Sputnik France: L’Iran a tout de même annoncé reprendre l’enrichissement de son uranium à un taux dépassant la limite fixée par l’accord de Vienne …
Bassam Tahhan: «L’Iran montre la confiance qu’il a dans son industrie militaire et ses capacités de défense. La situation géopolitique et géostratégique fait que l’Iran n’est pas en position de faiblesse, même si tout est fait pour le paralyser et l’étouffer économiquement. De plus, ce sont les États-Unis qui se sont retirés de l’accord sur le nucléaire iranien. Sans parler du fait que les Européens n’ont pas tenu leurs promesses. Plusieurs pays du Vieux Continent avaient annoncé leur intention de commercer avec l’Iran en toute indépendance vis-à-vis des États-Unis. Où en est-on aujourd’hui? Au point mort. L’Iran n’a donc plus d’autre choix que de se défendre et de hausser le ton pour faire face à la pression occidentale.
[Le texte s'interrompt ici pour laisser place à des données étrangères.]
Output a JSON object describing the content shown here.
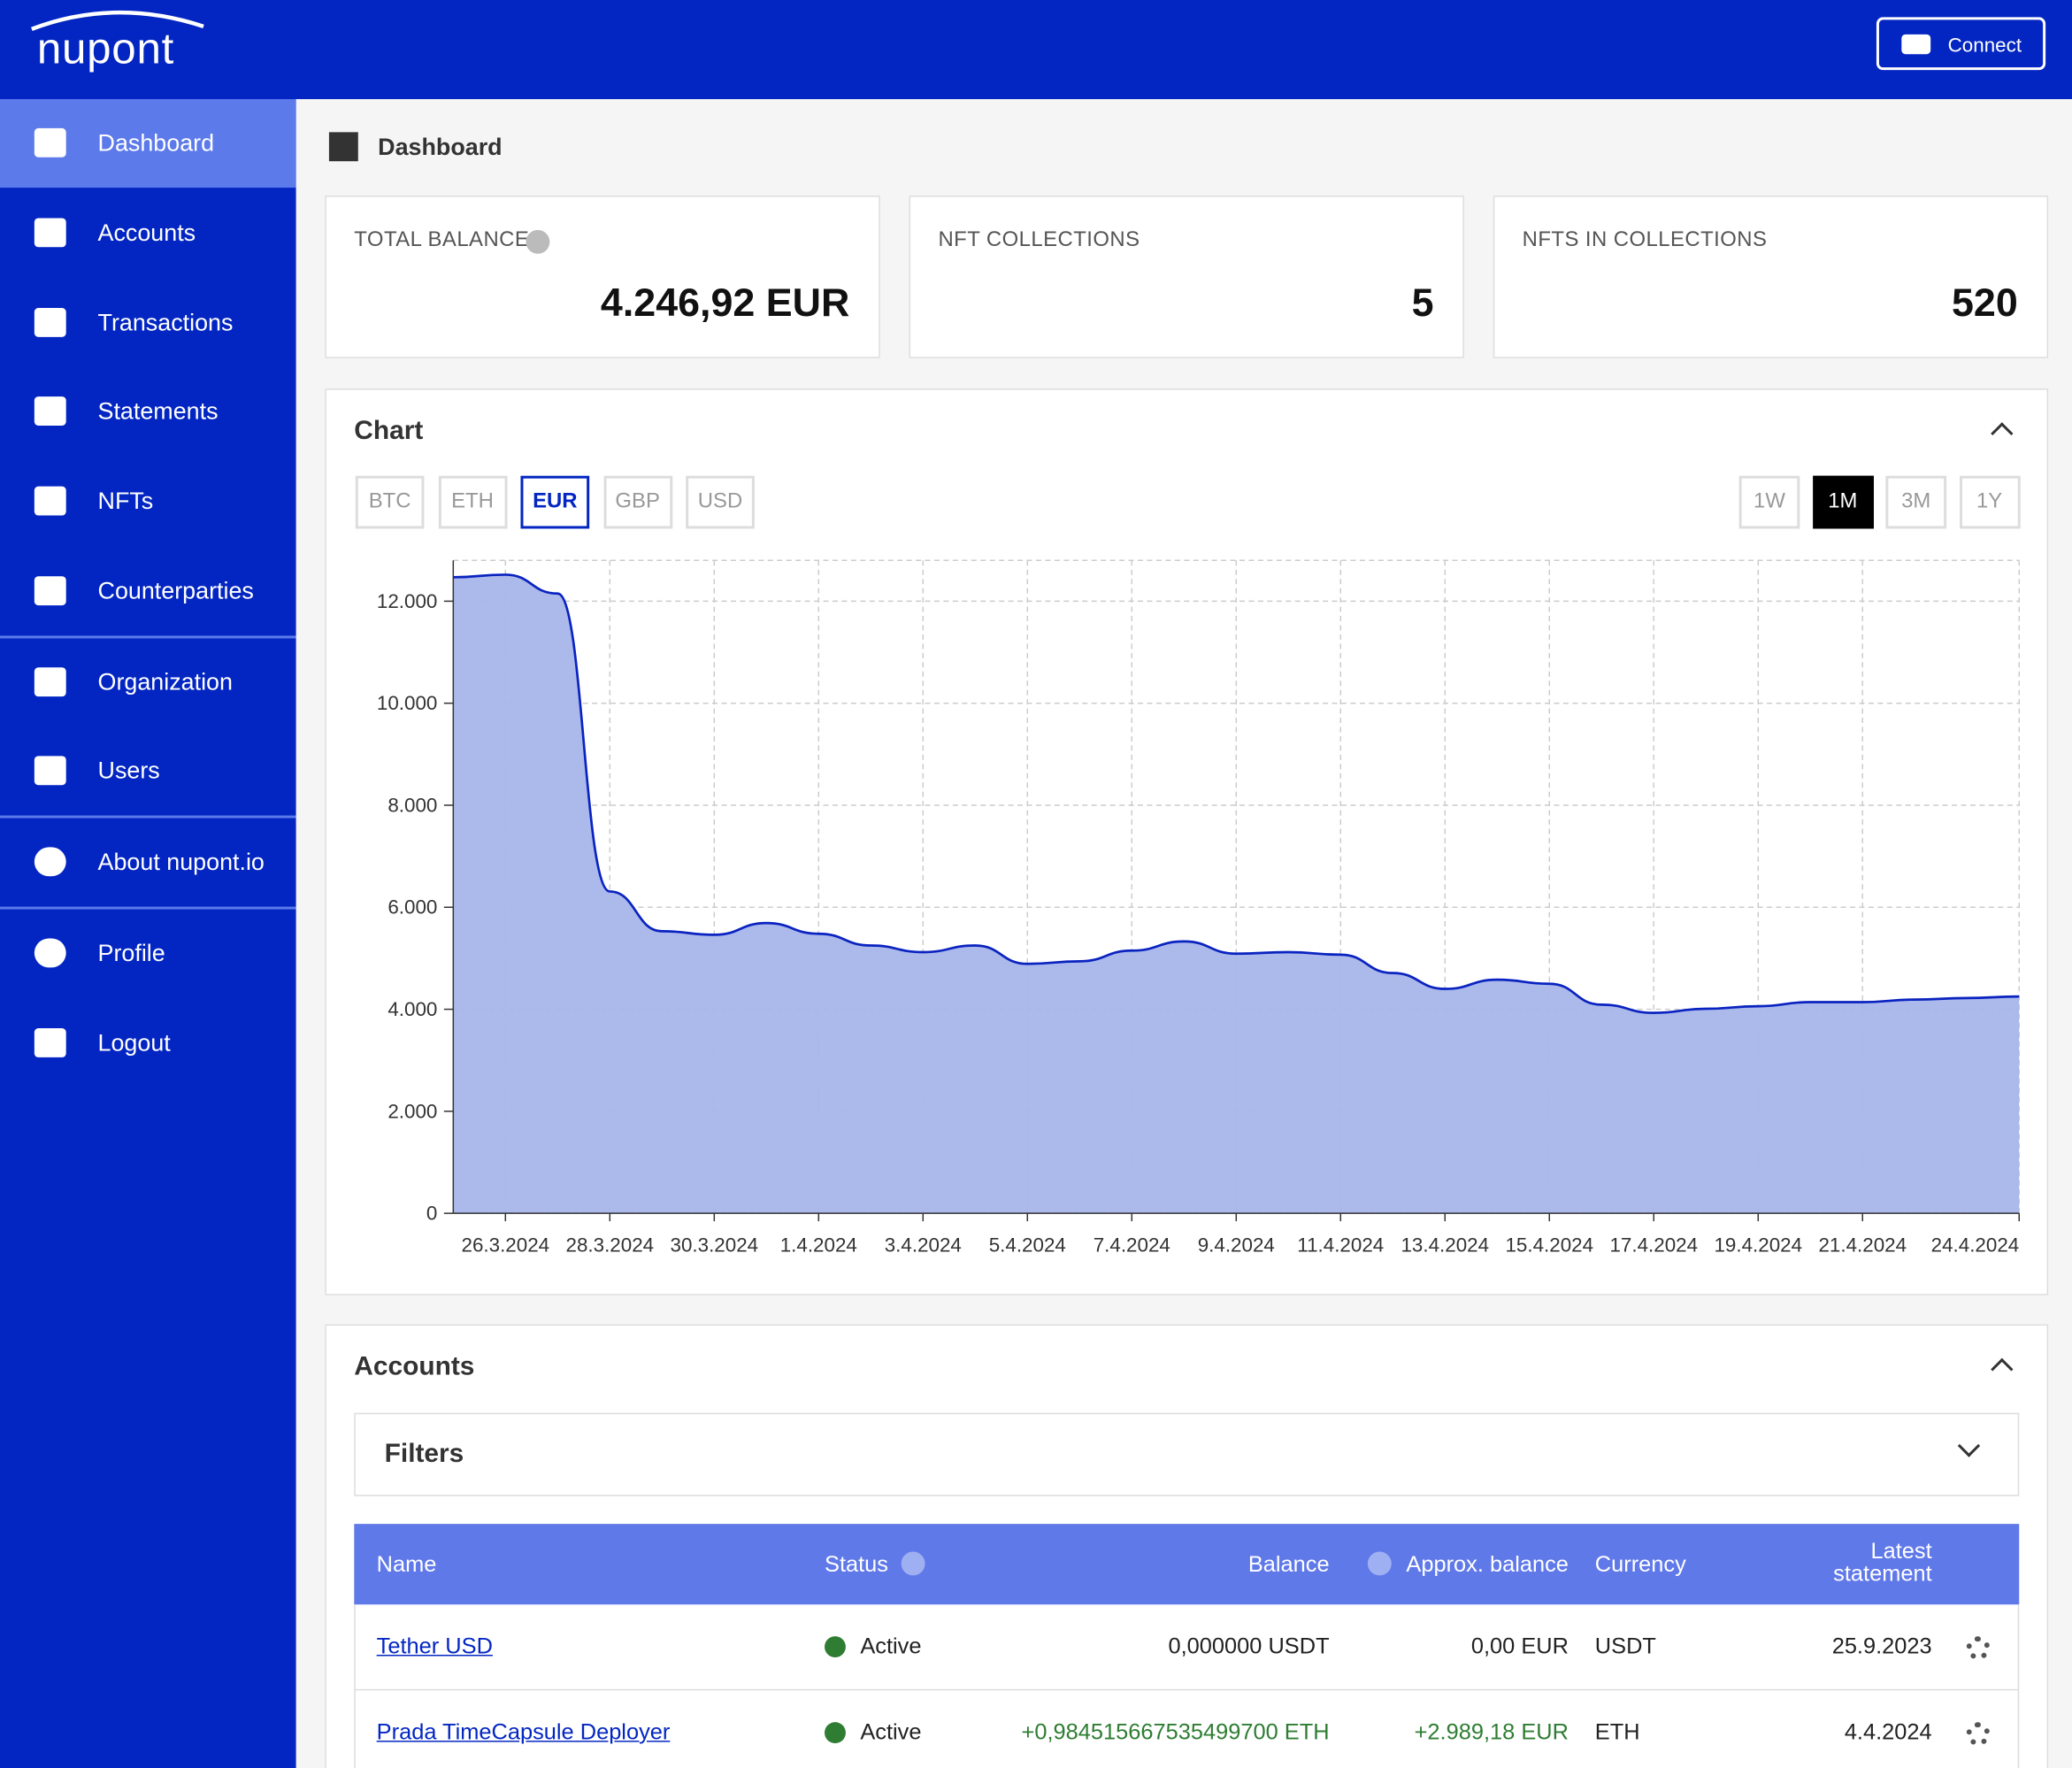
{
  "header": {
    "logo": "nupont",
    "button": "Connect"
  },
  "sidebar": {
    "items": [
      "Dashboard",
      "Accounts",
      "Transactions",
      "Statements",
      "NFTs",
      "Counterparties",
      "Organization",
      "Users",
      "About nupont.io",
      "Profile",
      "Logout"
    ]
  },
  "page_title": "Dashboard",
  "cards": [
    {
      "label": "TOTAL BALANCE",
      "value": "4.246,92 EUR"
    },
    {
      "label": "NFT COLLECTIONS",
      "value": "5"
    },
    {
      "label": "NFTS IN COLLECTIONS",
      "value": "520"
    }
  ],
  "chart": {
    "title": "Chart",
    "currencies": [
      "BTC",
      "ETH",
      "EUR",
      "GBP",
      "USD"
    ],
    "selected_currency": 2,
    "ranges": [
      "1W",
      "1M",
      "3M",
      "1Y"
    ],
    "selected_range": 1,
    "type": "area",
    "color": "#0a23c0",
    "fill": "#a7b5ea",
    "grid": true,
    "categories": [
      null,
      "26.3.2024",
      null,
      "28.3.2024",
      null,
      "30.3.2024",
      null,
      "1.4.2024",
      null,
      "3.4.2024",
      null,
      "5.4.2024",
      null,
      "7.4.2024",
      null,
      "9.4.2024",
      null,
      "11.4.2024",
      null,
      "13.4.2024",
      null,
      "15.4.2024",
      null,
      "17.4.2024",
      null,
      "19.4.2024",
      null,
      "21.4.2024",
      null,
      null,
      "24.4.2024"
    ],
    "values": [
      12470,
      12520,
      12150,
      6310,
      5530,
      5460,
      5690,
      5480,
      5250,
      5120,
      5250,
      4890,
      4940,
      5150,
      5330,
      5090,
      5120,
      5070,
      4710,
      4400,
      4580,
      4500,
      4090,
      3930,
      4010,
      4060,
      4140,
      4140,
      4190,
      4220,
      4250
    ],
    "ylim": [
      0,
      12800
    ],
    "yticks": [
      0,
      {
        "value": 2000,
        "label": "2.000"
      },
      {
        "value": 4000,
        "label": "4.000"
      },
      {
        "value": 6000,
        "label": "6.000"
      },
      {
        "value": 8000,
        "label": "8.000"
      },
      {
        "value": 10000,
        "label": "10.000"
      },
      {
        "value": 12000,
        "label": "12.000"
      }
    ]
  },
  "accounts": {
    "title": "Accounts",
    "filters": "Filters",
    "columns": [
      "Name",
      "Status",
      "Balance",
      "Approx. balance",
      "Currency",
      "Latest statement"
    ],
    "rows": [
      [
        "Tether USD",
        "Active",
        "0,000000 USDT",
        "0,00 EUR",
        "USDT",
        "25.9.2023"
      ],
      [
        "Prada TimeCapsule Deployer",
        "Active",
        "+0,984515667535499700 ETH",
        "+2.989,18 EUR",
        "ETH",
        "4.4.2024"
      ]
    ]
  }
}
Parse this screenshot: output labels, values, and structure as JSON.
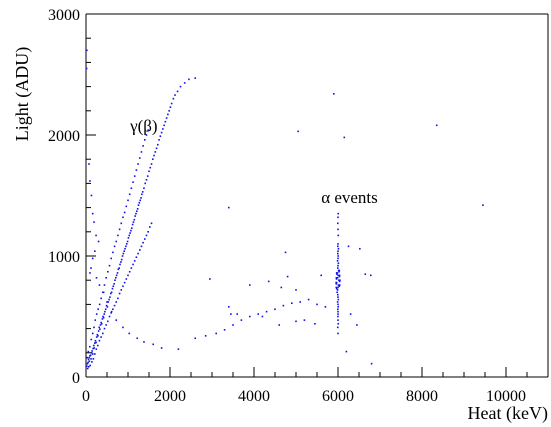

C’est ce qui les a poussés à prendre la décision d’enrichir leur uranium au-delà de la limite l’accord de Vienne.»
Sputnik France: Mojtaba Zonnour, président du comité nucléaire du parlement iranien, a récemment déclaré qu’en cas d’attaque américaine sur l’Iran, Israël serait détruit en une demi-heure. Ce à quoi le Premier ministre israélien Benyamin Netanyahou n’a pas tardé à répondre en avertissant Téhéran que l’Iran se trouvait à portée des frappes israéliennes. L’escalade peut-elle dépasser les mots?
Bassam Tahhan: «Je ne crois pas. Les Iraniens ont assez de missiles et d’alliés dans la région pour détruire Israël. De son côté, Israël a la bombe atomique et pourrait s’attaquer à l’Iran et ses alliés avec le feu nucléaire. La difficulté pour Israël résiderait dans une première frappe qui devrait réduire à néant le Hezbollah, encore plus dangereux pour l’État hébreu, vu sa proximité géographique. Cette configuration me semble empêcher toute velléité de véritable conflit entre les deux parties. Cela serait une erreur israélo-américaine de penser pouvoir neutraliser complètement le cerveau de guerre iranien qui lui permettrait d’encaisser la première frappe et de riposter par un tir massif de missiles balistiques. Washington et Israël cherchent à savoir comment paralyser ce cerveau de guerre, notamment par des moyens cybernétiques. L’Iran en est conscient. J’ai pu parler avec plusieurs experts militaires qui m’ont expliqué que Téhéran faisait tout pour réduire au maximum la composante informatique dans le contrôle de son cerveau de guerre et de ses réponses militaires stratégiques. Plusieurs centres de commandements de missile offrent des plans B et C en cas de neutralisation électronique, avec des moyens directement actionnés par l’homme.»